SSMID moves ahead
Oct. 9 hearing and action date
Self-Supporting Municipal Improvement District opponents and proponents will have three weeks to prepare their cases.
At Monday night’s council meeting, Marshalltown City Councilors voted 6-1 to approve a resolution setting 5:30 p.m. Oct. 9, as a hearing and action date for the highly controversial measure.
Voting yes were First Ward’s Dan Kester, Third Ward Councilor Mike Gowdy, Second Ward’s Joel Greer, Fourth Ward’s Al Hoop, and At-Large Councilors Bill Martin and Bethany Wirin. At-Large Leon Lamer voted no.
SSMID is a self-imposed levy upon commercial and industrial property taxable value within a district. The issue before the council is to establish a district downtown which would include 263 property owners, a mix of businesses, churches, and not-for-profit organizations.
Should the SSMID be approved by council, selected downtown property owners would then be subjected to a special levy which would be added to their overall cost of doing business.
For example, banks and retailers would pay the levy, while churches and not-for-businesses would not.
The funds collected from the levy are restricted to improving the business and cultural environment of a specific district, in this case downtown.
Council chambers were nearly full again for the second consecutive city council meeting as many SSMID opponents and proponents were ready to debate again, as they did at the Sept. 7 Planning & Zoning Commission meeting and the Aug. 28 council meeting.
But they will have to wait to make remarks at the Oct. 9, meeting said Mayor Jim Lowrance to the audience.
However, after several other agenda items were resolved, David Thompson, owner of Thompson’s True Value
and a SSMID opponent, asked Lowrance to allow the audience to comment publicly on the issue.
He said Lowrance had the authority to adjust the meeting agenda to allow discussion.
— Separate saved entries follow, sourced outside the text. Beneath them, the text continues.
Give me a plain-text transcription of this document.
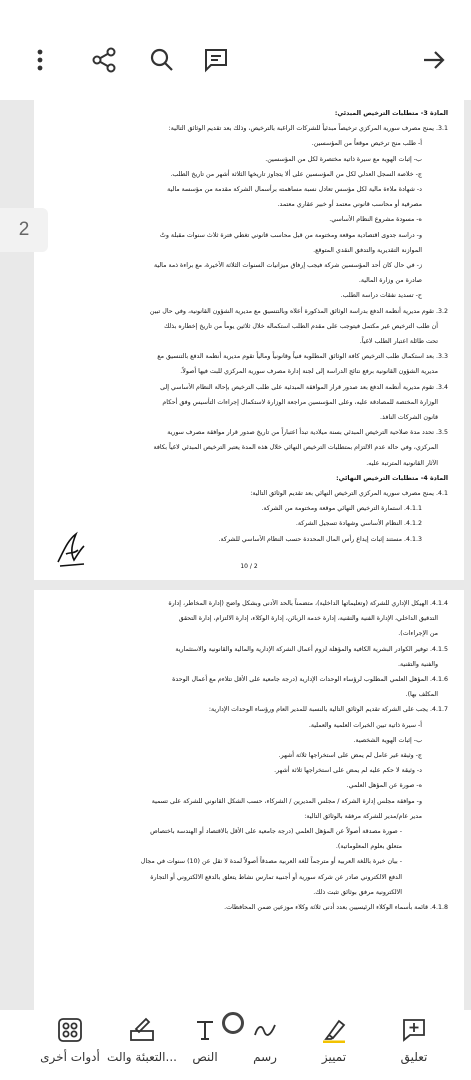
المادة 3- متطلبات الترخيص المبدئي:
3.1. يمنح مصرف سورية المركزي ترخيصاً مبدئياً للشركات الراغبة بالترخيص، وذلك بعد تقديم الوثائق التالية:
أ- طلب منح ترخيص موقعاً من المؤسسين.
ب- إثبات الهوية مع سيرة ذاتية مختصرة لكل من المؤسسين.
ج- خلاصة السجل العدلي لكل من المؤسسين على ألا يتجاوز تاريخها الثلاثة أشهر من تاريخ الطلب.
د- شهادة ملاءة مالية لكل مؤسس تعادل نسبة مساهمته برأسمال الشركة مقدمة من مؤسسة مالية
مصرفية أو محاسب قانوني معتمد أو خبير عقاري معتمد.
ه- مسودة مشروع النظام الأساسي.
و- دراسة جدوى اقتصادية موقعة ومختومة من قبل محاسب قانوني تغطي فترة ثلاث سنوات مقبلة وتُ
الموازنة التقديرية والتدفق النقدي المتوقع.
ز- في حال كان أحد المؤسسين شركة فيجب إرفاق ميزانيات السنوات الثلاثة الأخيرة، مع براءة ذمة مالية
صادرة من وزارة المالية.
ح- تسديد نفقات دراسة الطلب.
3.2. تقوم مديرية أنظمة الدفع بدراسة الوثائق المذكورة أعلاه وبالتنسيق مع مديرية الشؤون القانونية، وفي حال تبين
أن طلب الترخيص غير مكتمل فيتوجب على مقدم الطلب استكماله خلال ثلاثين يوماً من تاريخ إخطاره بذلك
تحت طائلة اعتبار الطلب لاغياً.
3.3. بعد استكمال طلب الترخيص كافة الوثائق المطلوبة فنياً وقانونياً ومالياً تقوم مديرية أنظمة الدفع بالتنسيق مع
مديرية الشؤون القانونية برفع نتائج الدراسة إلى لجنة إدارة مصرف سورية المركزي للبت فيها أصولاً.
3.4. تقوم مديرية أنظمة الدفع بعد صدور قرار الموافقة المبدئية على طلب الترخيص بإحالة النظام الأساسي إلى
الوزارة المختصة للمصادقة عليه، وعلى المؤسسين مراجعة الوزارة لاستكمال إجراءات التأسيس وفق أحكام
قانون الشركات النافذ.
3.5. تحدد مدة صلاحية الترخيص المبدئي بسنة ميلادية تبدأ اعتباراً من تاريخ صدور قرار موافقة مصرف سورية
المركزي، وفي حالة عدم الالتزام بمتطلبات الترخيص النهائي خلال هذه المدة يعتبر الترخيص المبدئي لاغياً بكافة
الآثار القانونية المترتبة عليه.
المادة 4- متطلبات الترخيص النهائي:
4.1. يمنح مصرف سورية المركزي الترخيص النهائي بعد تقديم الوثائق التالية:
4.1.1. استمارة الترخيص النهائي موقعة ومختومة من الشركة.
4.1.2. النظام الأساسي وشهادة تسجيل الشركة.
4.1.3. مستند إثبات إيداع رأس المال المحددة حسب النظام الأساسي للشركة.
10 / 2
4.1.4. الهيكل الإداري للشركة (وتعليماتها الداخلية)، متضمناً بالحد الأدنى وبشكل واضح (إدارة المخاطر، إدارة
التدقيق الداخلي، الإدارة الفنية والتقنية، إدارة خدمة الزبائن، إدارة الوكلاء، إدارة الالتزام، إدارة التحقق
من الإجراءات).
4.1.5. توفير الكوادر البشرية الكافية والمؤهلة لزوم أعمال الشركة الإدارية والمالية والقانونية والاستثمارية
والفنية والتقنية.
4.1.6. المؤهل العلمي المطلوب لرؤساء الوحدات الإدارية (درجة جامعية على الأقل تتلاءم مع أعمال الوحدة
المكلف بها).
4.1.7. يجب على الشركة تقديم الوثائق التالية بالنسبة للمدير العام ورؤساء الوحدات الإدارية:
أ- سيرة ذاتية تبين الخبرات العلمية والعملية.
ب- إثبات الهوية الشخصية.
ج- وثيقة غير عامل لم يمض على استخراجها ثلاثة أشهر.
د- وثيقة لا حكم عليه لم يمض على استخراجها ثلاثة أشهر.
ه- صورة عن المؤهل العلمي.
و- موافقة مجلس إدارة الشركة / مجلس المديرين / الشركاء، حسب الشكل القانوني للشركة على تسمية
مدير عام/مدير للشركة مرفقة بالوثائق التالية:
- صورة مصدقة أصولاً عن المؤهل العلمي (درجة جامعية على الأقل بالاقتصاد أو الهندسة باختصاص
متعلق بعلوم المعلوماتية).
- بيان خبرة باللغة العربية أو مترجماً للغة العربية مصدقاً أصولاً لمدة لا تقل عن (10) سنوات في مجال
الدفع الالكتروني صادر عن شركة سورية أو أجنبية تمارس نشاط يتعلق بالدفع الالكتروني أو التجارة
الالكترونية مرفق بوثائق تثبت ذلك.
4.1.8. قائمة بأسماء الوكلاء الرئيسيين بعدد أدنى ثلاثة وكلاء موزعين ضمن المحافظات.
2
تعليق
تمييز
رسم
النص
التعبئة والت...
أدوات أخرى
“You are losing the crowd,” Thompson said in reference to people interested in SSMID who had already left the meeting.
Lowrance said again SSMID-related discussion would have to wait until Oct. 9.
Thompson and SSMID opponent Jonathan Hull, owner-operator of Willard’s Furs and Fashion waited until public discussion — the last item on the agenda.
Lowrance said only questions regarding SSMID would be allowed.
He reiterated commentary would have to wait until Oct.. 9.
Hull used the opportunity to present a petition listing 40 percent of owners in the district who object to SSMID.
He claimed that was sufficient to allow the council from enacting SSMID.
He also presented a letter from Stepping Stones bookstore owner Mindy Van Dyke had previously presented a letter in opposition to Spohnheimer.
The letter said the levy’s extra cost would be an added financial burden to her business, and urged the CBD to conduct more effective fundraising.
Thompson then questioned City Administrator Jessica Kinser on SSMID policy that she had discussed at the Aug. 28 meeting, specifically obtained from attorney Robert Josten in Des Moines.
Thompson said at the Planning & Zoning meeting that it was unfair that one particular property owned in the SSMID area owned by five individuals allows them five votes on the measure, while he has only one vote.
Kinser said she would email a response to Thompson.
At the conclusion of the exchange between Kinser and Thompson Lowranc addressed the crowd concerning the Oct. 9 meeting.
“I understand emotions were running high at the Sept. 7 Planning & Zoning Commission meeting,” he said.
“We are all friends and associates, in some cases, many years. Let us remember that Oct. 9, and keep emotions in check. The state is limiting the council what it can, and can not do.”
With his voice at times cracking from emotion, Marshalltown Fire Chief David Rierson spoke about the 16th anniversary of the terrorist attack in New York City, which resulted in the deaths of 2,997 Americans, and total destruction of the World Trade Center and many nearby buildings.
“403 emergency responders — firemen, police and Port Authority officials — gave their lives that day … it reminds us all in this business who have sworn to protect our fellow citizens we could be put in harms way at any given time on any given day,” he said.
Rierson poignant remarks were highlighted in his citing the exact time of day two planes crashed in the WTC, the Pentagon, and in a Pennsylvania field.
“At 8:45 a.m. one passenger jet hit the near the 80th floor of the north tower … 18 minutes later another passenger jet hit near the 60th floor of the south tower. Both killed hundreds instantly and trapped thousands of others.”
A moment of silence was held for all who perished.
In other action:
— Kristin Allman of the local Sister Cities program asked the council for $2,000 to facilitate a friendship-based program between Marshalltown and a Japanese city. Two students who participated also reported to the council.
Council will take up her request during budget discussions in January, 2018.
— The council approved by 7-0 vote a request from Marshall Economic Development’s Tom Deimerly to facilitate a housing study necessary to replace one done three years ago. Deimerly said he has secured nearly $4,000 from private businesses.
— Approved new liquor license for Manhana Ventures, LLC, dba as Calvin Rockett. New owner is Dave Mattox. He said his son Grant Mattox will manage day-to-day activities.